HEART DATA
QUESTION/PROBLEM:
Can I create a binary model that is able to predict if someone is in the early stages of heart disease?
Heart disease is a leading cause of death and is often diagnosed too late, so doctors need a way to identify early signs of the disease and anticipate the diagnosis.
ABSTRACT:
Cardiovasular disease is one of the top (if not the top) causes of death in the world. Besides educating the public on ways to avoid the illness, scientists want to be able to detect the disease early before too much damage has been done. My goal is to build a model that will be able to accurately predict whether or not someone is going to develop heart disease in the future or determine if they are in the early stages of it. I plan on using a tensorflow binary model with split into training, testing, and validation batches to teach the model what measurements and values are consistent with individuals who have been diagnosed with heart disease in the past. The data set I will use to train collects 14 different data points from around 300 different individuals that either developed the disease or did not. Getting a high accuracy on the model would be beneficial to doctors, as they can start treatment as soon as possible and hopefully save the person’s life.
DATA STRUCTURE:
This dataset from kaggle looks at several different aspects and measurements of individuals in the context of how likely they are to develop heart disease. The set has about 303 different entries, and there are 14 different features I’m using, and all of them are numeric. However, there is a mix of discrete and continuous. I selected the final feature (whether or not the individual developed heart disease) to be my target because I intend to find the features that most closely correlate to this outcome in order to build a model that will be able to predict the likelihood of a particular person developing heart disease based off of these correlated measurements.
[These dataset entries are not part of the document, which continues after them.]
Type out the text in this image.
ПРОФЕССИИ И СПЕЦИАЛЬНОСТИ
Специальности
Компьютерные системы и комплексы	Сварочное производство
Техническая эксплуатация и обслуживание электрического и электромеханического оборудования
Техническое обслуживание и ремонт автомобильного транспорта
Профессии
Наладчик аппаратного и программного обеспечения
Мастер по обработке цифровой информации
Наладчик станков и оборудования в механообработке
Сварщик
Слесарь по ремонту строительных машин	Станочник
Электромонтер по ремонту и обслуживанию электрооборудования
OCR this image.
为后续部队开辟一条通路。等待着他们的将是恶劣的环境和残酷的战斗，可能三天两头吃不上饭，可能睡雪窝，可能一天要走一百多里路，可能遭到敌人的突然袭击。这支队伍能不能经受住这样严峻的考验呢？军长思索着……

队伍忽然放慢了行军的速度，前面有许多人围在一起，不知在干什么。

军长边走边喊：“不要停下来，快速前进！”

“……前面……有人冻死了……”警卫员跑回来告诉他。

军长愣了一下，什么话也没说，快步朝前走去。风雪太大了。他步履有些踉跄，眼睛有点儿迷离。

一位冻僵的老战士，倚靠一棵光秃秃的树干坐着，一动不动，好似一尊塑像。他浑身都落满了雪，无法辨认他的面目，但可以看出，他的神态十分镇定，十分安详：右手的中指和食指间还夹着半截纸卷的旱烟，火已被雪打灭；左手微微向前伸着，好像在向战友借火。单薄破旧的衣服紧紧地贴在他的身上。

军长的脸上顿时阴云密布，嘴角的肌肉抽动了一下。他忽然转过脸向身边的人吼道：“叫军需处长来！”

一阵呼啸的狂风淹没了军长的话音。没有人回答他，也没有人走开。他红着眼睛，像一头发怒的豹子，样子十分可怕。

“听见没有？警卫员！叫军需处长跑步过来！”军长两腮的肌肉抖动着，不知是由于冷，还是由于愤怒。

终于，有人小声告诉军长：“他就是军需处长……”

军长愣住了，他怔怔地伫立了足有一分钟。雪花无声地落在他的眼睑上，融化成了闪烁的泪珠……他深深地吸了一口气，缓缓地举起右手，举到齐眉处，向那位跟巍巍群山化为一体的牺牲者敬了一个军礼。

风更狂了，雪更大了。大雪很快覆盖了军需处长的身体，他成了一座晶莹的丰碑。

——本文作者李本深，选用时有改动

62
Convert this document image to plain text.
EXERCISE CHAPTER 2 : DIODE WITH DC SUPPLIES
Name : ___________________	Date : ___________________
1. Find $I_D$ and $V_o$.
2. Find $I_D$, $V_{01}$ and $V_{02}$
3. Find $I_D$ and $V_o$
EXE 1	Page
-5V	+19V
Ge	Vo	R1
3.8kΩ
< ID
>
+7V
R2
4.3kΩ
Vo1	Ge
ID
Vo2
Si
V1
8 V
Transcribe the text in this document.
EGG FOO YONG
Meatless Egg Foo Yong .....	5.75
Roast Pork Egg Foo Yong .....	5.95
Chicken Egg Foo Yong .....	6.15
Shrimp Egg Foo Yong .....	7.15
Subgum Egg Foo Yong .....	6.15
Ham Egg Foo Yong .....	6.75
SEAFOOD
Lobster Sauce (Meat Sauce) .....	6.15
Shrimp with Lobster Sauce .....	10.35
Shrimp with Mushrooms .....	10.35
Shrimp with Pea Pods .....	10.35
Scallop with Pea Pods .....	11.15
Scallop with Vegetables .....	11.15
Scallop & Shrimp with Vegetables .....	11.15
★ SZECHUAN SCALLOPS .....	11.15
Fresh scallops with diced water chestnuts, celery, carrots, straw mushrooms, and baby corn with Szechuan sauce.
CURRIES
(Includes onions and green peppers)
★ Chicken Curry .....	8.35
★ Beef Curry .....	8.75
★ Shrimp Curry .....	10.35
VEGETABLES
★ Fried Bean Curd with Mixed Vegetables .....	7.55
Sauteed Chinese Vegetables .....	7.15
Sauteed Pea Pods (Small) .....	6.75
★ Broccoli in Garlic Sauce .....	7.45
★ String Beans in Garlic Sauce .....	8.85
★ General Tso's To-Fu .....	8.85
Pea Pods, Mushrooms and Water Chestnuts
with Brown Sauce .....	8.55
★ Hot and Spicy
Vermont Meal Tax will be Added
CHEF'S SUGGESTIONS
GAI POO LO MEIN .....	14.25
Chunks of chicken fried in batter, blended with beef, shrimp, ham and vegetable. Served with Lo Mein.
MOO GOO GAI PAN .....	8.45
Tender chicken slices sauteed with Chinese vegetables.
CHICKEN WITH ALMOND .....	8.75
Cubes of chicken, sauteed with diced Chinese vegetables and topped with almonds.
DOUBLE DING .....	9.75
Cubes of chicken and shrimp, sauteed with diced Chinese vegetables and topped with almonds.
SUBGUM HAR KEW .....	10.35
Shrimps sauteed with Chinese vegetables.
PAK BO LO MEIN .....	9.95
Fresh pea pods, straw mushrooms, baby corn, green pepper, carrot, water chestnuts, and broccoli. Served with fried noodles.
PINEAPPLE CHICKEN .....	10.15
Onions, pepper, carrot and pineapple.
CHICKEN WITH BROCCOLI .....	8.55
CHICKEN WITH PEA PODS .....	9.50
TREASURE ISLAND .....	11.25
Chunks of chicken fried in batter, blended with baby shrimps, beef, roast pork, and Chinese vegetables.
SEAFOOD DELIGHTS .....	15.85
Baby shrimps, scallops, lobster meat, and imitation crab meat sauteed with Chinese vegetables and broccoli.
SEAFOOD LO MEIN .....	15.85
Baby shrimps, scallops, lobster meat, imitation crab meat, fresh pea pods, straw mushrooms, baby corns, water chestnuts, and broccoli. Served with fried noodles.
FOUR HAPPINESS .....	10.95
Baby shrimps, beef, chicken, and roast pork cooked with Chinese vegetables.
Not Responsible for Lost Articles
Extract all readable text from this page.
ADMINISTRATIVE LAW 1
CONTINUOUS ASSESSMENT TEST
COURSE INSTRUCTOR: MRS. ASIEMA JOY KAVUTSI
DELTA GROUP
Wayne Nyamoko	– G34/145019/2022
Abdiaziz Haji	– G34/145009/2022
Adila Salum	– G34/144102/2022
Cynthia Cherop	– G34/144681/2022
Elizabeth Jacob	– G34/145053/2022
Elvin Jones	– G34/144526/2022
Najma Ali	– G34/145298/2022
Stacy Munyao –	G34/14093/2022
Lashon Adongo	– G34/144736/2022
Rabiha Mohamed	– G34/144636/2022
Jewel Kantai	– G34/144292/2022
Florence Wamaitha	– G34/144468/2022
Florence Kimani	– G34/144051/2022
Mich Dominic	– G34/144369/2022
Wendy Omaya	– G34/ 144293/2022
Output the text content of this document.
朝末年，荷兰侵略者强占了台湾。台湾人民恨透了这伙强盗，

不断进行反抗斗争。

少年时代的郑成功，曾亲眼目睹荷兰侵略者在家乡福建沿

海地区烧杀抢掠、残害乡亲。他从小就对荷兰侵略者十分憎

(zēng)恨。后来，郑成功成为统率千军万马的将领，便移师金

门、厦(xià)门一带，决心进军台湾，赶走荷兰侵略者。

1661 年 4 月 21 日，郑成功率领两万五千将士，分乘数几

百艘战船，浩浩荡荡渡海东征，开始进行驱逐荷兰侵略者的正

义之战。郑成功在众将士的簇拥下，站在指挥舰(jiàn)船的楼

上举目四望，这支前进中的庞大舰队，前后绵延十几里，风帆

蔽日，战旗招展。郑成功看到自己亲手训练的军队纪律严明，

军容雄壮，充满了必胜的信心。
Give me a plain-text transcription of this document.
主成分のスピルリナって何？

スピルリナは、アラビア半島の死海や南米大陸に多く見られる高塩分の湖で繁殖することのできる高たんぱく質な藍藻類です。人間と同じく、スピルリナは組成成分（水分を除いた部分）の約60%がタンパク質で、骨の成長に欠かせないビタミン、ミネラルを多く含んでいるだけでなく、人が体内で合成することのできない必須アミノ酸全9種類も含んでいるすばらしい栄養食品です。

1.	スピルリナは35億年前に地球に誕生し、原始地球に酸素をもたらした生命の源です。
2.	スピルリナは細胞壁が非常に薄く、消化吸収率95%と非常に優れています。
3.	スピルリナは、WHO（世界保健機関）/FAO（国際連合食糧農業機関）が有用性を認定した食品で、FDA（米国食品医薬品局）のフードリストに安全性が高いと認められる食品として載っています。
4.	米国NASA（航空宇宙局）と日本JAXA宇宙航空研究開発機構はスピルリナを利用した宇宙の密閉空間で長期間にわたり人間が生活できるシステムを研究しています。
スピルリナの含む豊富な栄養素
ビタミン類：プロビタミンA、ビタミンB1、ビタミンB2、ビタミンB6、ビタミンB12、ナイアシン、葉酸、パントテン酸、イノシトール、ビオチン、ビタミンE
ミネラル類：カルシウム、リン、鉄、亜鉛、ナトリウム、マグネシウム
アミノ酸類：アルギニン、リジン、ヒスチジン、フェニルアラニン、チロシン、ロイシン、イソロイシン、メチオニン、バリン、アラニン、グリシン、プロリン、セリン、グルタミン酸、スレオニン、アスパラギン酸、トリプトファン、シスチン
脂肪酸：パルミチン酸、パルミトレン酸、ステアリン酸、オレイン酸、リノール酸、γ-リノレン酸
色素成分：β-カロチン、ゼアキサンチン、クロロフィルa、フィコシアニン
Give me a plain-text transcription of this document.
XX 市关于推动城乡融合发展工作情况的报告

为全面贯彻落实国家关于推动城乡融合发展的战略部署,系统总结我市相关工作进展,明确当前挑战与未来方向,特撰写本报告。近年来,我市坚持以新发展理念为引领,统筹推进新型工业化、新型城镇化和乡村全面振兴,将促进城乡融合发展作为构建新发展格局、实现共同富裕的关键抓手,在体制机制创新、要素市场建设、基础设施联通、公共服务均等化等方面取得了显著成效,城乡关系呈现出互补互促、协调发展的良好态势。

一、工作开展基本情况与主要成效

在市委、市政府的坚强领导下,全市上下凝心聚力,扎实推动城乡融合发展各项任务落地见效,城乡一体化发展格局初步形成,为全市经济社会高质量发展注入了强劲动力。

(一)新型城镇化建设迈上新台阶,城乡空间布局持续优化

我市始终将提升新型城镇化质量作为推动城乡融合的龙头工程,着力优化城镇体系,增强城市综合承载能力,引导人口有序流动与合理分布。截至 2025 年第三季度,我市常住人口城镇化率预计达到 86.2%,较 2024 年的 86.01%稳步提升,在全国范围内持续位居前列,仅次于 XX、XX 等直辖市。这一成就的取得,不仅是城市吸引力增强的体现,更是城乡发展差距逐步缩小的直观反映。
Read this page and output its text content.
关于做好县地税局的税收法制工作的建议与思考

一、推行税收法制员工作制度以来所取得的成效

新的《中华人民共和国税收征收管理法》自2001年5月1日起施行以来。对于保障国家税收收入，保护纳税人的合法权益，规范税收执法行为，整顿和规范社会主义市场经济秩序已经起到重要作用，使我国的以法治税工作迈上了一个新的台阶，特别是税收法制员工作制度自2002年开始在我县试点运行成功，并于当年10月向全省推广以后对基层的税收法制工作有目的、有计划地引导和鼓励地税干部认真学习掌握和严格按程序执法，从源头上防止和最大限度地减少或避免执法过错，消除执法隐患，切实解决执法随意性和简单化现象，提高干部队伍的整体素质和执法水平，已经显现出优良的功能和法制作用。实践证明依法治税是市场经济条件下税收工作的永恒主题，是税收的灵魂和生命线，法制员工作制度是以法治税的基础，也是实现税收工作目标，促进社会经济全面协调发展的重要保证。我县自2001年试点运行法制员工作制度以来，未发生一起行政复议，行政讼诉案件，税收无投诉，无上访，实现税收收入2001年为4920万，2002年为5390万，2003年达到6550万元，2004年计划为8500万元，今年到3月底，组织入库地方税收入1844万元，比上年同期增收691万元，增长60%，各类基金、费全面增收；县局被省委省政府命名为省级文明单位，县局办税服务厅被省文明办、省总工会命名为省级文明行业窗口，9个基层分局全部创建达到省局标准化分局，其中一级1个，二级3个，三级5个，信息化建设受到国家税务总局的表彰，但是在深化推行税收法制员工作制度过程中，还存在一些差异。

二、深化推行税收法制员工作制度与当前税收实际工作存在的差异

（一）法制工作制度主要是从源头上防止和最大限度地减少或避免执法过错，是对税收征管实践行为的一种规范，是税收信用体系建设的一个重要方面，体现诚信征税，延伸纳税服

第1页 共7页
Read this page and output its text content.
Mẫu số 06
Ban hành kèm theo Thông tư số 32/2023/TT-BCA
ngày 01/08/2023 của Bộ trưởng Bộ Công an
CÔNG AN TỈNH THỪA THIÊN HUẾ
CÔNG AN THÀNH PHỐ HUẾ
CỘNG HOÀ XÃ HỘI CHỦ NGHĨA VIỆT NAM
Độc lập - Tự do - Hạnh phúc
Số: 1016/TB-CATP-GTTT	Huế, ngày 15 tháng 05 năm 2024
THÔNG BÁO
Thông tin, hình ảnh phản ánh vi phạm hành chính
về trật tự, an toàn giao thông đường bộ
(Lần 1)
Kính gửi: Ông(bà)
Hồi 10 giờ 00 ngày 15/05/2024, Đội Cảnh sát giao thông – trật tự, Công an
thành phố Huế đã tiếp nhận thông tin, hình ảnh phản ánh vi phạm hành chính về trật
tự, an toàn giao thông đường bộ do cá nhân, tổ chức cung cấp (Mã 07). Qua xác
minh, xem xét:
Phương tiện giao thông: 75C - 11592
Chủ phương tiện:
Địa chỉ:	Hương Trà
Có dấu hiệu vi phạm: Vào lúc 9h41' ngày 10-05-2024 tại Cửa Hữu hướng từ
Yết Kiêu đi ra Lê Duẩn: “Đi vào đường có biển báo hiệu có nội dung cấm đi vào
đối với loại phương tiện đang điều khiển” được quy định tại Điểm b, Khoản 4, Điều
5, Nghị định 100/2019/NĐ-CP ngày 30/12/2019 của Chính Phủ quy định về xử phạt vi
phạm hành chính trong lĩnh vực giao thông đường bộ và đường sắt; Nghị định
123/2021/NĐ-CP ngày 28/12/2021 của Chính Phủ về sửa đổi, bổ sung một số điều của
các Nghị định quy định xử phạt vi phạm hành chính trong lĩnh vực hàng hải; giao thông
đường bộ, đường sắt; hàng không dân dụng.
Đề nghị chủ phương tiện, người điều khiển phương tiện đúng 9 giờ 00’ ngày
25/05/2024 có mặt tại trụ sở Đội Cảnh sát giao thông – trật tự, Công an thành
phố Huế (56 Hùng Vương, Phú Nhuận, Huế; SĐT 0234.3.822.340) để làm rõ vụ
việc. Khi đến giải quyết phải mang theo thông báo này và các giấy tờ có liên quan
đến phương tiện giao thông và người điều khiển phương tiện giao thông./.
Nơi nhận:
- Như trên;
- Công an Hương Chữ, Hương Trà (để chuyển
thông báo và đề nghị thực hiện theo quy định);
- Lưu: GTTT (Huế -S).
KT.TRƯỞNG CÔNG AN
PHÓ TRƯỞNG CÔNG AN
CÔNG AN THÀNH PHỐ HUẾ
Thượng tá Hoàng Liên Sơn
To see what was most correlated with the target, I created a heatmap with all of the features. Luckily, all the values were already numeric, so I didn’t have to transform any from strings. I also dropped any null values that could specifically be found in the thal and colored vessels features. The data still needs to be standardized because there are several different units of measurement throughout the dataset.
Looking at the heatmap with all of the variables, the features that are the most correlated with our target include the colored vessels, exercise-induced angina, oldpeak, maximum heart rate achieved, and chest pain type. The validity of map can be clearly seen because the most correlated pair is the slope and the oldpeak. It is clear from the descriptions of the the features that they are related to each other and have a correlation of -0.58. When trying to build the model, I will use these predictions to create crossed feature columns and other numeric feature columns.
One of the downfalls of this dataset is its size. Because there are only 303 different entries, the splits for testing, training, and validation are very small (188 training, 48 validation, 60 test). However, the dataset has a relatively equal proportion of idividuals that did end up developing heart disease and those that didn’t (138 diagnosed vs 165 healthy).
For the last part of my data interrogation, I wanted to see a graph that labeled each point as healthy or unhealthy and compared all the features (multi-dimensional), so I made a PCA graph.